Глава четвертая. РАНЫ ЛЮБВИ

Арно и черный раб спали. Огромный нубиец, свернувшийся, как большая собака, улегся перед очагом. Раненый неподвижно лежал на постели. Обернутые вокруг головы бинты выглядели, как белоснежный шлем. Странные приспособления из деревянных планок и пропитанных клейстером полотняных бинтов, которыми кордовский врач обмотал сломанную ногу, заставляли его лежать, вытянувшись на спине, что придавало ему сходство с мертвецом. Слегка поколебавшись, Катрин склонилась над кроватью, чтобы поближе рассмотреть лицо спящего. Глаза его были закрыты. У стены стояла деревянная скамья с разбросанными по ней красными подушками. Она попыталась придвинуть ее ближе к кровати, но скамья была слишком тяжела, и она села на нее, уронив сцепленные руки на колени.

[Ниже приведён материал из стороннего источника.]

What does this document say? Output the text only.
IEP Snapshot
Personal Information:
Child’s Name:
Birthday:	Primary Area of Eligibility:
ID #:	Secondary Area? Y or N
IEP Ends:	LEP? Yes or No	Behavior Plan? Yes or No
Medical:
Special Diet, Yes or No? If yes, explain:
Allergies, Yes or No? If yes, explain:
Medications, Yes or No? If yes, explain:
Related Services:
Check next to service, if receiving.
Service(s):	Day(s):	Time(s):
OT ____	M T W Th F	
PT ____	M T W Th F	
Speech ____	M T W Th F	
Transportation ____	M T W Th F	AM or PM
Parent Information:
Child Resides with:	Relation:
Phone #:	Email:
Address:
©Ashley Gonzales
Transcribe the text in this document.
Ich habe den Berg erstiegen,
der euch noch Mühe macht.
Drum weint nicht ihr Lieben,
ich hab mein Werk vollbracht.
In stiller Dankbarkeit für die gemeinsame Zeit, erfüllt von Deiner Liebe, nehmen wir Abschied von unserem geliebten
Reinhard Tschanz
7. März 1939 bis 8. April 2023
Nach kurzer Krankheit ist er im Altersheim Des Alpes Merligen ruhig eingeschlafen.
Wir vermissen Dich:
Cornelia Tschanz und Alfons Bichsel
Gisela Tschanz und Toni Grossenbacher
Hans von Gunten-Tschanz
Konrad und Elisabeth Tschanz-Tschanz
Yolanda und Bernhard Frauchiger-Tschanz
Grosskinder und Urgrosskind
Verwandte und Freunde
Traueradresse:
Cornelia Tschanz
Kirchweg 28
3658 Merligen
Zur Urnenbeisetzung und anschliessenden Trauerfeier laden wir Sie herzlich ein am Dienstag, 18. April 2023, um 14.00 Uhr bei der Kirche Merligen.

Тяжелое дыхание раненого наполняло комнату. По-видимому, он не чувствовал боли. Глядя на него, Катрин решила, что он все-таки красивее Мишеля. Скорее всего из-за того, что это был мужчина в полном расцвете сил, в то время как Мишель казался мальчиком. На вид ему было года двадцать четыре. Под причудливым головным убором, который соорудил ему мавр, резкие, но правильные черты лица выступали отчетливо, как будто были выгравированы. Прямой нос и квадратный волевой подбородок, сейчас синеватый от небритой щетины, делали лицо лишенным и следа мягкости, если не считать густых и необычайно длинных ресниц. Но юноша был не лишен обаяния. Катрин никак не могла оправиться от потрясения, произведенного его красотой. Попав под ее власть, девушка была охвачена странным волнением, поднимавшимся откуда-то из глубины ее естества. Оно непреодолимо овладевало ее телом, вызывая румянец на щеках.

Горящее полено со снопом искр выпало из камина и покатилось по полу. Катрин вскочила и щипцами бросила его обратно в огонь. Черный раб заворочался, пробормотав во сне что-то неразборчивое, но Арко даже не пошевелился. Девушка со вздохом откинулась на спинку скамьи. Гроза прошла, но дождь все еще барабанил по крыше, а внутри маленькой комнатки было тепло и уютно.

Мало-помалу, убаюканная монотонной дробью дождя, Катрин начала клевать носом н вскоре, растянувшись на скамейке, крепко уснула. Она не видела, как отворилась дверь и появился огромный тюрбан маленького доктора. Его пронзительный взгляд быстро окинул комнату, немного задержавшись на раненом; убедившись, что тот спит, мавр отвернулся, и на его дубленом лице появилось странное выражение, когда он увидел Катрин, спящую на скамье. Сначала он хотел подойти и разбудить ее, но остановился посреди комнаты и пожал плечами. Его губы скривились в иронической улыбке, и он вышел из комнаты так же тихо, как вошел, осторожно притворив за собой дверь.